The adoption of digital health platforms by health providers and programme managers has sometimes been hampered by perceptions of dual reporting burdens and the potential for an increased workload by front-line workers. Similar to experience elsewhere, our research suggests health workers found simplified submissions via mobile platforms with real-time feedback to enable improved performance, allowing more convenient updates relative to paper-based systems.26 27 This reinforces important lessons from other low-income and middle-income contexts, where digital health platforms have been demonstrated to increase the timeliness and completeness of surveillance reports and immunisation records.26–28

This assessment had several limitations that are important to underscore. First, the study protocol did not anticipate issues of vaccine hesitancy which resulted in campaign extensions. Despite being adjusted for in the analysis, this was not specified in advance. Second, our analysis was restricted by data availability. Use and coverage data from the RapidPro platform facilitated nationwide district-level analysis. However, mobile phone-based survey data were only available for a subsample of respondents. Respondent numbers limited our ability to conduct district-level analyses on secondary outcomes, with mobile surveys also subject to potential recruitment bias. Finally, coverage estimates are subject to the availability of accurate denominators for eligible children. While we used both projections from the national census as well as locally generated denominators, there were discrepancies in some instances.

Conclusion

In summary, this study provides encouraging evidence that a digital health platform to monitor a national immunisation campaign in Indonesia was feasible, well liked and associated with improved programme performance and problem solving, particularly among districts affected by vaccine hesitancy.
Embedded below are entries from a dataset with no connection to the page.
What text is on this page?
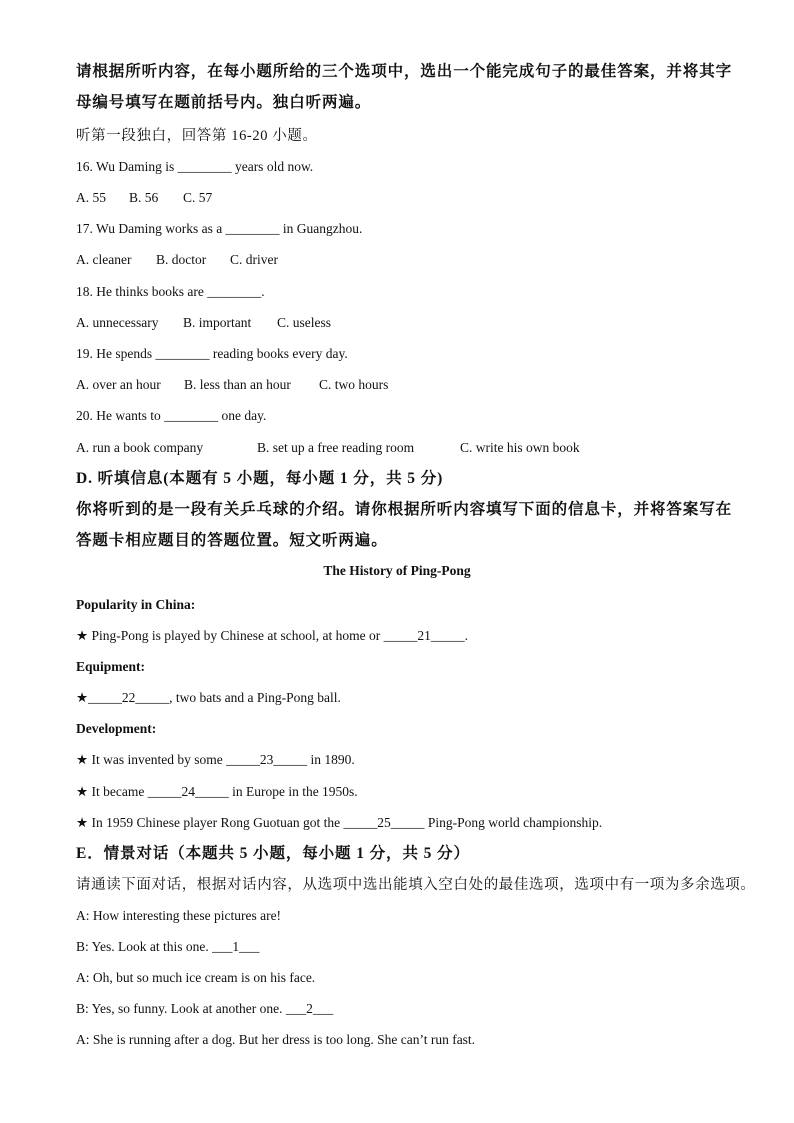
请根据所听内容，在每小题所给的三个选项中，选出一个能完成句子的最佳答案，并将其字
母编号填写在题前括号内。独白听两遍。
听第一段独白，回答第 16-20 小题。
16. Wu Daming is ________ years old now.
A. 55 B. 56 C. 57
17. Wu Daming works as a ________ in Guangzhou.
A. cleaner B. doctor C. driver
18. He thinks books are ________.
A. unnecessary B. important C. useless
19. He spends ________ reading books every day.
A. over an hour B. less than an hour C. two hours
20. He wants to ________ one day.
A. run a book company	B. set up a free reading room	C. write his own book
D. 听填信息(本题有 5 小题，每小题 1 分，共 5 分)
你将听到的是一段有关乒乓球的介绍。请你根据所听内容填写下面的信息卡，并将答案写在
答题卡相应题目的答题位置。短文听两遍。
The History of Ping-Pong
Popularity in China:
★ Ping-Pong is played by Chinese at school, at home or _____21_____.
Equipment:
★_____22_____, two bats and a Ping-Pong ball.
Development:
★ It was invented by some _____23_____ in 1890.
★ It became _____24_____ in Europe in the 1950s.
★ In 1959 Chinese player Rong Guotuan got the _____25_____ Ping-Pong world championship.
E．情景对话（本题共 5 小题，每小题 1 分，共 5 分）
请通读下面对话，根据对话内容，从选项中选出能填入空白处的最佳选项，选项中有一项为多余选项。
A: How interesting these pictures are!
B: Yes. Look at this one. ___1___
A: Oh, but so much ice cream is on his face.
B: Yes, so funny. Look at another one. ___2___
A: She is running after a dog. But her dress is too long. She can’t run fast.
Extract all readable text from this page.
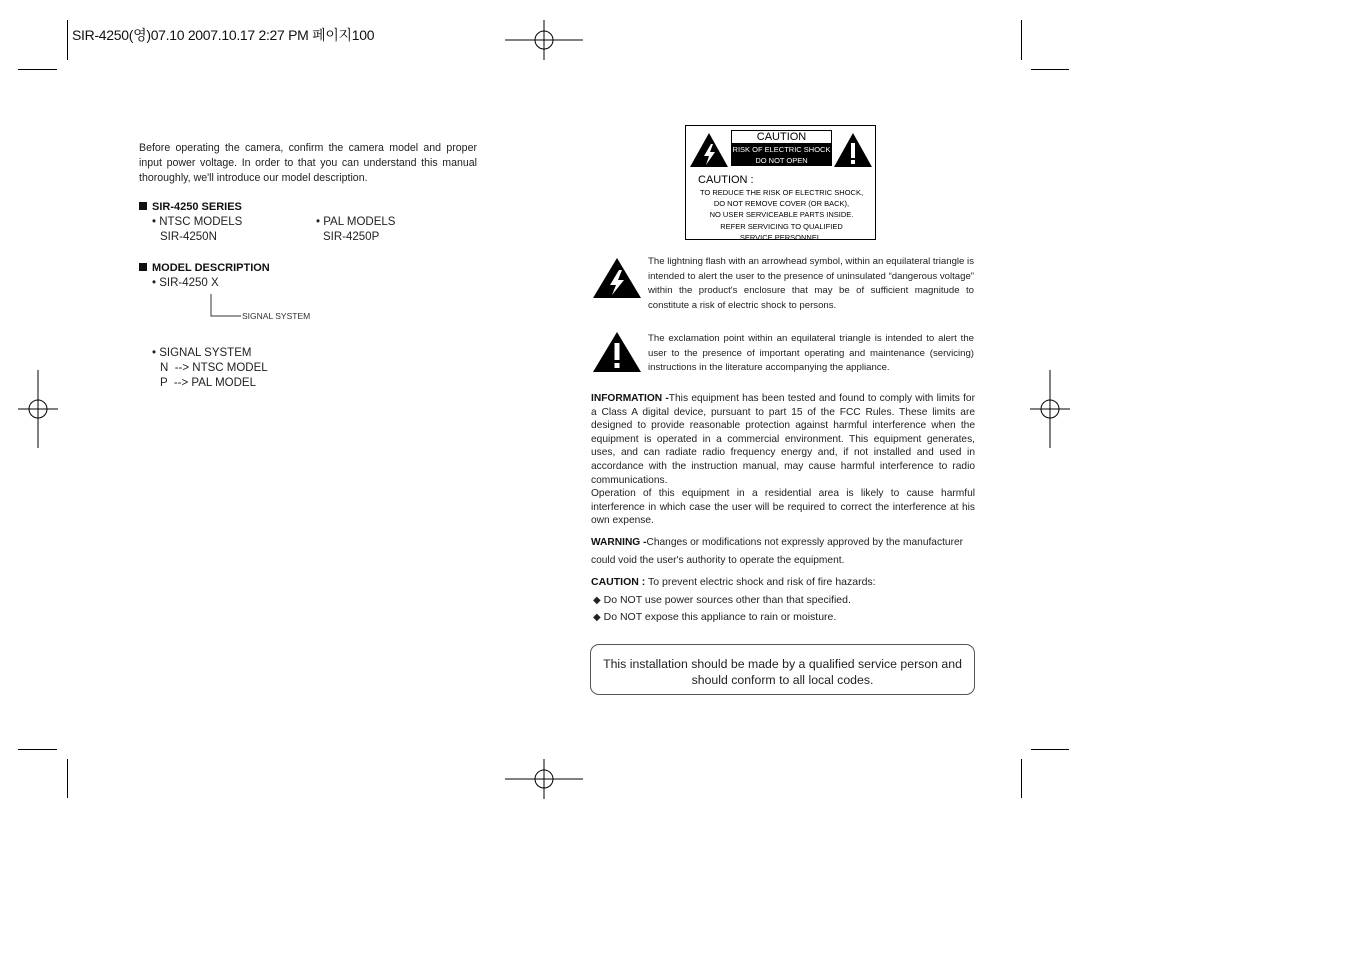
SIR-4250(영)07.10 2007.10.17 2:27 PM 페이지100
Before operating the camera, confirm the camera model and proper input power voltage. In order to that you can understand this manual thoroughly, we'll introduce our model description.
SIR-4250 SERIES
• NTSC MODELS
SIR-4250N
• PAL MODELS
SIR-4250P
MODEL DESCRIPTION
• SIR-4250 X
SIGNAL SYSTEM
• SIGNAL SYSTEM
N  --> NTSC MODEL
P  --> PAL MODEL
CAUTION
RISK OF ELECTRIC SHOCK
DO NOT OPEN
CAUTION :
TO REDUCE THE RISK OF ELECTRIC SHOCK,
DO NOT REMOVE COVER (OR BACK),
NO USER SERVICEABLE PARTS INSIDE.
REFER SERVICING TO QUALIFIED
SERVICE PERSONNEL.
The lightning flash with an arrowhead symbol, within an equilateral triangle is intended to alert the user to the presence of uninsulated “dangerous voltage” within the product's enclosure that may be of sufficient magnitude to constitute a risk of electric shock to persons.
The exclamation point within an equilateral triangle is intended to alert the user to the presence of important operating and maintenance (servicing) instructions in the literature accompanying the appliance.
INFORMATION -This equipment has been tested and found to comply with limits for a Class A digital device, pursuant to part 15 of the FCC Rules. These limits are designed to provide reasonable protection against harmful interference when the equipment is operated in a commercial environment. This equipment generates, uses, and can radiate radio frequency energy and, if not installed and used in accordance with the instruction manual, may cause harmful interference to radio communications.
Operation of this equipment in a residential area is likely to cause harmful interference in which case the user will be required to correct the interference at his own expense.
WARNING -Changes or modifications not expressly approved by the manufacturer
could void the user's authority to operate the equipment.
CAUTION : To prevent electric shock and risk of fire hazards:
◆ Do NOT use power sources other than that specified.
◆ Do NOT expose this appliance to rain or moisture.
This installation should be made by a qualified service person and should conform to all local codes.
Its successful application across a diverse range of contexts with varying range of data literacy and connectivity underscores its generalisability within the country and elsewhere. Future applications of this approach to other campaigns, to surveillance activities and to routine programming are ongoing areas of work. Finally, digital innovations that combine supply-side decision support for health workers with efforts to improve demand-side awareness among programme beneficiaries are important areas to pursue in future programmes and research.